FAVERO SOUZA, Thais
Graduate School of International Culture and Communication Studies
ICC Student Staff Leader:
December 2013 – July 2019
When I arrived at Waseda back in 2013, I was somewhat lost. I had just started being a research student at the graduate school of law, I was stressed over improving my Japanese so I could brave the challenging graduate lessons and materials I had to study. I was also overwhelmed with living alone, away from all of my family and friends, and having to provide for myself long term.
It was then, when I was looking for a path to follow, that I found the ICC. One of the friends from my dorm introduced it to me, and I knew that I had to try out for the job. Even after failing my first application, I didn’t want to give up and applied again as soon as I could. The second time, I finally got hired as a student staff and started my ICC journey.
That was December 2013, and after that I went on to spend amazing 6 years at the office. In addition to learning how to work in a Japanese office environment, I was able to make events related to my home country Brazil and to many other topics I am interested in, such as manga, K-pop and gender equality. I could also be part of my coworkers incredibly varied events, and supporting them from the planning stage to the actual execution. Seeing their accomplishments, especially after successfully completing their first projects, always made me feel extremely proud.
However, to me the most memorable thing about this job was being able to help other students and to create a safe place where they could challenge themselves, step out of their comfort zone and expand their views of the world. Every time a new person stepped into our lounge, I wanted to make them feel like they could count on us to make their student life rich and interesting, and to grow as a person by understanding and interacting with others. Through this cultural exchange, I hoped every single participant would think that it was worth listening and talking to new people, and understanding each other’s differences. And every time I heard a “thank you” from an event participant, I was incredibly happy to have played even a small positive part in that person’s life.

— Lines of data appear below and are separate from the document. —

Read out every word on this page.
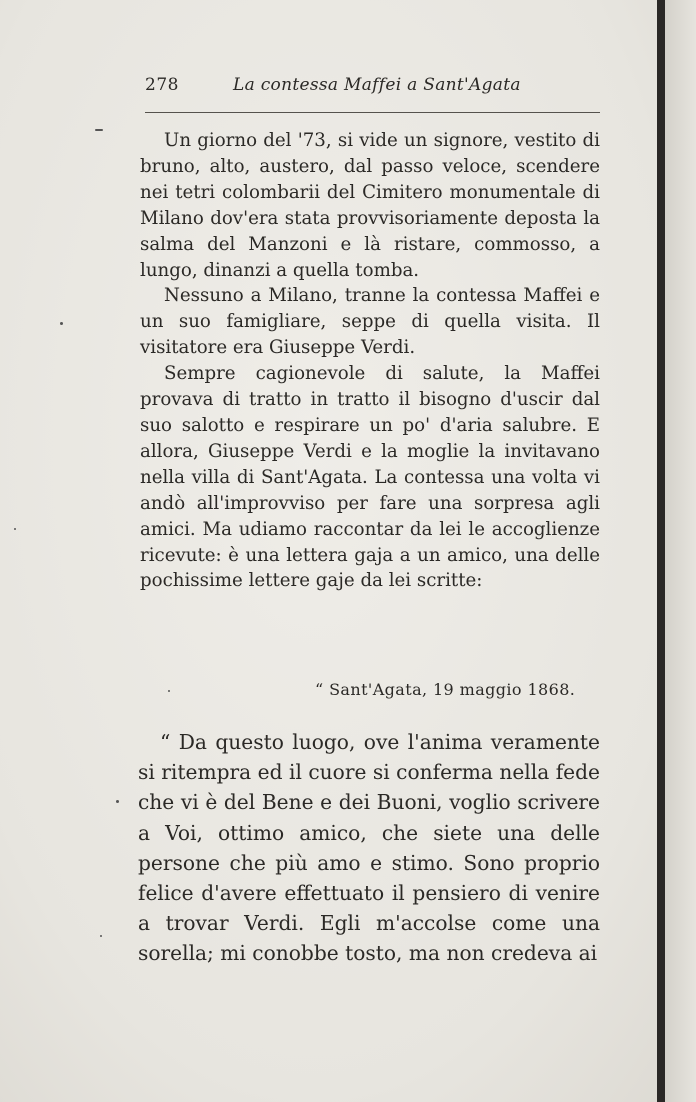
278	La contessa Maffei a Sant'Agata

Un giorno del '73, si vide un signore, vestito di bruno, alto, austero, dal passo veloce, scendere nei tetri colombarii del Cimitero monumentale di Milano dov'era stata provvisoriamente deposta la salma del Manzoni e là ristare, commosso, a lungo, dinanzi a quella tomba.

Nessuno a Milano, tranne la contessa Maffei e un suo famigliare, seppe di quella visita. Il visitatore era Giuseppe Verdi.

Sempre cagionevole di salute, la Maffei provava di tratto in tratto il bisogno d'uscir dal suo salotto e respirare un po' d'aria salubre. E allora, Giuseppe Verdi e la moglie la invitavano nella villa di Sant'Agata. La contessa una volta vi andò all'improvviso per fare una sorpresa agli amici. Ma udiamo raccontar da lei le accoglienze ricevute: è una lettera gaja a un amico, una delle pochissime lettere gaje da lei scritte:

“ Sant'Agata, 19 maggio 1868.

“ Da questo luogo, ove l'anima veramente si ritempra ed il cuore si conferma nella fede che vi è del Bene e dei Buoni, voglio scrivere a Voi, ottimo amico, che siete una delle persone che più amo e stimo. Sono proprio felice d'avere effettuato il pensiero di venire a trovar Verdi. Egli m'accolse come una sorella; mi conobbe tosto, ma non credeva ai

Working at the ICC was not just a simple part-time job. Of course, it was a great way of training for the future, since I intend to find work in Japan after I graduate and thus working with many Japanese people and learning about their work culture allowed me to be better prepared for when I join society as a full-time worker. However, to me the ICC was more than that. It was like having a family in Japan, with people I could always count on. It was also a way of finding myself, as because of my ICC experience I decided that I wanted to work as a university staff member after my PhD. I hope that from now on I can take everything I experienced as an ICC student staff and use it to keep helping other students find themselves too.
If you’re thinking about applying to work at the ICC, it’s obvious that I recommend it! And even if you don’t become a staff member here, please always keep challenging yourself and experiencing new things. You never know where you will find yourself!